Book review: Andrew Keen has a book just out, provocatively titled, “The Cult of the Amateur: How Today’s Internet Is Killing Our Culture.” In the book, Keen launches into a tirade against YouTube, Wikipedia, the entire blogosphere, and all other user-generated or “amateur” content in our Web 2.0 world. Keen’s basic thesis is this: “[D]emocratization [on the Internet], despite its lofty idealization, is undermining truth, souring civic discourse, and belittling expertise, experience, and talent. … [I]t is threatening the very future of our cultural institutions” (15). Yes, according to Keen, YouTube is a big part of the problem.
Over the next few days, I’ll be reviewing this book. Today, let me begin with two points.
1. The rhetoric in the book. It’s filled with punchy writing and clever turns of phrase. The rhetoric is often fun to read, in part because it’s so over-the-top. But I think the rhetoric ultimately undermines Keen’s own message. Keen says he wants more detailed, reasoned professional analysis. But his own book sensationalizes stories and speaks with the same kind of overgeneralizations and rantings that Keen criticizes on amateur blogs. Keen is taking a contrarian view on Web 2.0, and because his book is being mass-marketed, he’s more likely to sell books if his position is more sensationalized or extreme.

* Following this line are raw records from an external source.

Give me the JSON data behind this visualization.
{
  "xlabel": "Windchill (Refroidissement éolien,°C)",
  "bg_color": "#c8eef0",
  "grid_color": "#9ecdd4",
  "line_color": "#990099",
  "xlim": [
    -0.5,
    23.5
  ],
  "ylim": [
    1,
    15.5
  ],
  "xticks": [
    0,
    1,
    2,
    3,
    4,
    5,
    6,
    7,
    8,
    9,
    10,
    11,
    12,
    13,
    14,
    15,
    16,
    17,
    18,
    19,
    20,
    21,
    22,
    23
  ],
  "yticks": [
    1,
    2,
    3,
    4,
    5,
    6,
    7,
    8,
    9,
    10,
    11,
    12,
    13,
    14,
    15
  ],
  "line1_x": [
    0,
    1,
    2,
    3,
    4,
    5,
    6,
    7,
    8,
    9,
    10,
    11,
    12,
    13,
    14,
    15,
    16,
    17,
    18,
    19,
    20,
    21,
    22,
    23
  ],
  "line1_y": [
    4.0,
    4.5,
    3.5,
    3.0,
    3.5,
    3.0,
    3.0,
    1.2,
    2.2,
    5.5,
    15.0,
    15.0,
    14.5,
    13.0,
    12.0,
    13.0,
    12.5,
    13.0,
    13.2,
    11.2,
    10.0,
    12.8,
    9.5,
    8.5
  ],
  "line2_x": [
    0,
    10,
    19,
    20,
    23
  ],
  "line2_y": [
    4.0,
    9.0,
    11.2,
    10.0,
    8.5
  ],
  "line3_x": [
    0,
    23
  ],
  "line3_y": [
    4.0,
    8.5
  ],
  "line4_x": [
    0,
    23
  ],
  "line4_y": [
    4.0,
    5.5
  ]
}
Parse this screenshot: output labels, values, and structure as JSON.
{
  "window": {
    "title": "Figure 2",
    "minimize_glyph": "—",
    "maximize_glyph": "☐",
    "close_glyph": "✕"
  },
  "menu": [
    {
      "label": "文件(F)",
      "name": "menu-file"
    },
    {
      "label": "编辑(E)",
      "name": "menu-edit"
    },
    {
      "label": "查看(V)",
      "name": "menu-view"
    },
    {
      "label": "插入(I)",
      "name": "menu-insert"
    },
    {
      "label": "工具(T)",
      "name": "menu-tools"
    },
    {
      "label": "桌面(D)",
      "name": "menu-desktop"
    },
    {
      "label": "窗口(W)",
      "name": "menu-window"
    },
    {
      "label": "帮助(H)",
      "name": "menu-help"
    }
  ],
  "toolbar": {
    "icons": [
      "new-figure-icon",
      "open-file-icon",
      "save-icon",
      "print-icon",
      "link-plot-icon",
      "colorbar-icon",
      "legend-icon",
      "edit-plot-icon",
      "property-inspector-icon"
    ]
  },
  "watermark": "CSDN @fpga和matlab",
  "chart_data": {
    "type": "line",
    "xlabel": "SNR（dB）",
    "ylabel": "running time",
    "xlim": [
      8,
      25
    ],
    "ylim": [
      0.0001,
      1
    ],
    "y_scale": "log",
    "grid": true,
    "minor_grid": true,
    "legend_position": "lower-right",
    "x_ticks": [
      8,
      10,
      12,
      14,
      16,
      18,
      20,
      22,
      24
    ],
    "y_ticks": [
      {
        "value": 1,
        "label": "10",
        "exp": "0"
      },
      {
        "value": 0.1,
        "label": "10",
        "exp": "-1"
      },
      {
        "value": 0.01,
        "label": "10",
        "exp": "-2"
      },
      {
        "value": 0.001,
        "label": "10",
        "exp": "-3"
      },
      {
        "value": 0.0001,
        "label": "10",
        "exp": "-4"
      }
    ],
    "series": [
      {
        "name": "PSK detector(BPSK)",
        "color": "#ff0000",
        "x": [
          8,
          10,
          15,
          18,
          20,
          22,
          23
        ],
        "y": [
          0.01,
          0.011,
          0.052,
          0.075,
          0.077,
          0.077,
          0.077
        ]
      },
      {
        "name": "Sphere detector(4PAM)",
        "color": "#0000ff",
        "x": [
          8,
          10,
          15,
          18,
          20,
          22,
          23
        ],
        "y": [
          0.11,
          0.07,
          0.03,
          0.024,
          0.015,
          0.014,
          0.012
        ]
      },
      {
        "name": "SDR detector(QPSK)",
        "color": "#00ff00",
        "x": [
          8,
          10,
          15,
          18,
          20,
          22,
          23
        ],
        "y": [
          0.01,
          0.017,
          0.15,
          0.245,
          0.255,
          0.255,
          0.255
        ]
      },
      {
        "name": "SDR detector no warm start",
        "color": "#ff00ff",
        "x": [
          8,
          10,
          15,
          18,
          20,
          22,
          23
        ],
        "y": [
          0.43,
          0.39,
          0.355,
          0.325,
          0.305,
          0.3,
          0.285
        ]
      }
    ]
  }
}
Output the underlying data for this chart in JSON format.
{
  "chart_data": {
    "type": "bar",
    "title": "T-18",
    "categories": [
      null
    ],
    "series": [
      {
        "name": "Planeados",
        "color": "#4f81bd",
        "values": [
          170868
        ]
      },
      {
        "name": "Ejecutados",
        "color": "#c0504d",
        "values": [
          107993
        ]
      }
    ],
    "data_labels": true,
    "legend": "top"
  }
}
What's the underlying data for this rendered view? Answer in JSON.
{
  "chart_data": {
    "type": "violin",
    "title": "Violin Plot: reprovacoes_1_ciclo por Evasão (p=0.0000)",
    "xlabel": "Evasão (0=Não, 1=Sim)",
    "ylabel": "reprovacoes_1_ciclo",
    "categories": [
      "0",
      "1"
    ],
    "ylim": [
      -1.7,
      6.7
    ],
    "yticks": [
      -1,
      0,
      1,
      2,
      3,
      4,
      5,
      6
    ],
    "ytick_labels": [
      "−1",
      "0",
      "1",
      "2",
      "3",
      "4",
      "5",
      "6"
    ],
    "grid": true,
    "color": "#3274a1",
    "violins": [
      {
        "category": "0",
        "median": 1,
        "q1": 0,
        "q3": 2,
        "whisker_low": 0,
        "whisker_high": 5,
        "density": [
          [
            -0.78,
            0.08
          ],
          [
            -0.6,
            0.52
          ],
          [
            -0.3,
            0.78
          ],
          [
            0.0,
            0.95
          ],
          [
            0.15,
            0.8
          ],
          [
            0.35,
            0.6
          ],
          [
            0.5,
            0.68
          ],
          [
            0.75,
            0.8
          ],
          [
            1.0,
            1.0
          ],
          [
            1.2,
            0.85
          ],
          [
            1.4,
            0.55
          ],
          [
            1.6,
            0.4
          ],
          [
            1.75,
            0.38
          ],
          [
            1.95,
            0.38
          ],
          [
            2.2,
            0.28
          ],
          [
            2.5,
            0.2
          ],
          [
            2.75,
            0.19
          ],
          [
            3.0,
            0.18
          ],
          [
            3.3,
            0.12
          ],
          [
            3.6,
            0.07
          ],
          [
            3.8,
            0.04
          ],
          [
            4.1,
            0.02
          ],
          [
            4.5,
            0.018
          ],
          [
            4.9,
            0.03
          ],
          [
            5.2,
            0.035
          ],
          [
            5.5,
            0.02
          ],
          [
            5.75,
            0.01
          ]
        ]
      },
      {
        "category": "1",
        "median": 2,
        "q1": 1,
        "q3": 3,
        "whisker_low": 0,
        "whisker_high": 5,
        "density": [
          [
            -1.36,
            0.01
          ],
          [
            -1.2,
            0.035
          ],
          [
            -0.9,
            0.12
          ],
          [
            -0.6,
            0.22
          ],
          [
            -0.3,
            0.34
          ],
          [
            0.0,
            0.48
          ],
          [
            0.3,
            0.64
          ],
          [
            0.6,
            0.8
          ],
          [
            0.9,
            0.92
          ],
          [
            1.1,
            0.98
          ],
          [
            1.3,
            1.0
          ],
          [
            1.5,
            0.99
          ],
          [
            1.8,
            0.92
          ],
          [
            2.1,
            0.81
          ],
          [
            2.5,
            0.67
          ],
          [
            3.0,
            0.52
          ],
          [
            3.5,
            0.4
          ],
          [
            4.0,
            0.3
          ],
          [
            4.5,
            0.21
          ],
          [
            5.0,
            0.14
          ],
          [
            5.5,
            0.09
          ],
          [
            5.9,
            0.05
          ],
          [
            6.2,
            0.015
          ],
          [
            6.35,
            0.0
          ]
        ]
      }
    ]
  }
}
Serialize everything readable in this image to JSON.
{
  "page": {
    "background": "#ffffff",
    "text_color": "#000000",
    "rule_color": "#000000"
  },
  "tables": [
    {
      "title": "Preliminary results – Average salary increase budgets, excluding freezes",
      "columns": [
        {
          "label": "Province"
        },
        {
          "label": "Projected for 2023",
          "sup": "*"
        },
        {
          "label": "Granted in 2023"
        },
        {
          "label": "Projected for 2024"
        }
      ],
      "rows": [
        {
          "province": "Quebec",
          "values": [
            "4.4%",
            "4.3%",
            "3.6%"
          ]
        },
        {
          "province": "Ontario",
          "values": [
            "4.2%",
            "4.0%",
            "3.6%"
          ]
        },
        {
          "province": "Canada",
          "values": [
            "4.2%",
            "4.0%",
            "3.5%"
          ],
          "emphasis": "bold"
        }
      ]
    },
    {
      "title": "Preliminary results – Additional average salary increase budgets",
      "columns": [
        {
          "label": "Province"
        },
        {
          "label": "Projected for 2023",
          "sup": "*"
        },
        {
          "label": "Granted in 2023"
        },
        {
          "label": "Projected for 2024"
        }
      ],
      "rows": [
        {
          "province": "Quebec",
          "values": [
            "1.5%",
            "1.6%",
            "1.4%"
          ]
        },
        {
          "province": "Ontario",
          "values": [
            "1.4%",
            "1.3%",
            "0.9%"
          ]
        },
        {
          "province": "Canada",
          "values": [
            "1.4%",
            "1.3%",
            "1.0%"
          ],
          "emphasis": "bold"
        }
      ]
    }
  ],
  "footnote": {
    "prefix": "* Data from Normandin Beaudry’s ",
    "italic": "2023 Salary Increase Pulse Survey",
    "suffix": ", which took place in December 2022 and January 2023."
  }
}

2. Is Keen himself an amateur?: Keen decries the amateur and hails the professional expert as the source of “truth” (more on truth in a later post). But what kind of expert is Keen? From his own bio, he’s a Silicon Valley entrepreneur who once was a CEO of a dot com and who now is CEO of “afterTV LLC, a firm that helps marketers optimize their brand desirability in the post-TV consumer landscape.” Oh, and, of course, Keen has his own blog.
OK, so does that make Keen an expert in democracy, freedom of the press, journalism, the entertainment industry, the music industry, intellectual property, libel law, click fraud, identity theft, and child predators–topics all covered in his book? My point is not to attack Keen’s credentials, but to question his overall argument in his book–that “amateur” productions should be kept in check because they are ruining “our culture” (more on “our culture” later). If that were the rule, his book shouldn’t have been published at all. The people at Doubleday should have edited out any bit of material for which Keen had no expertise.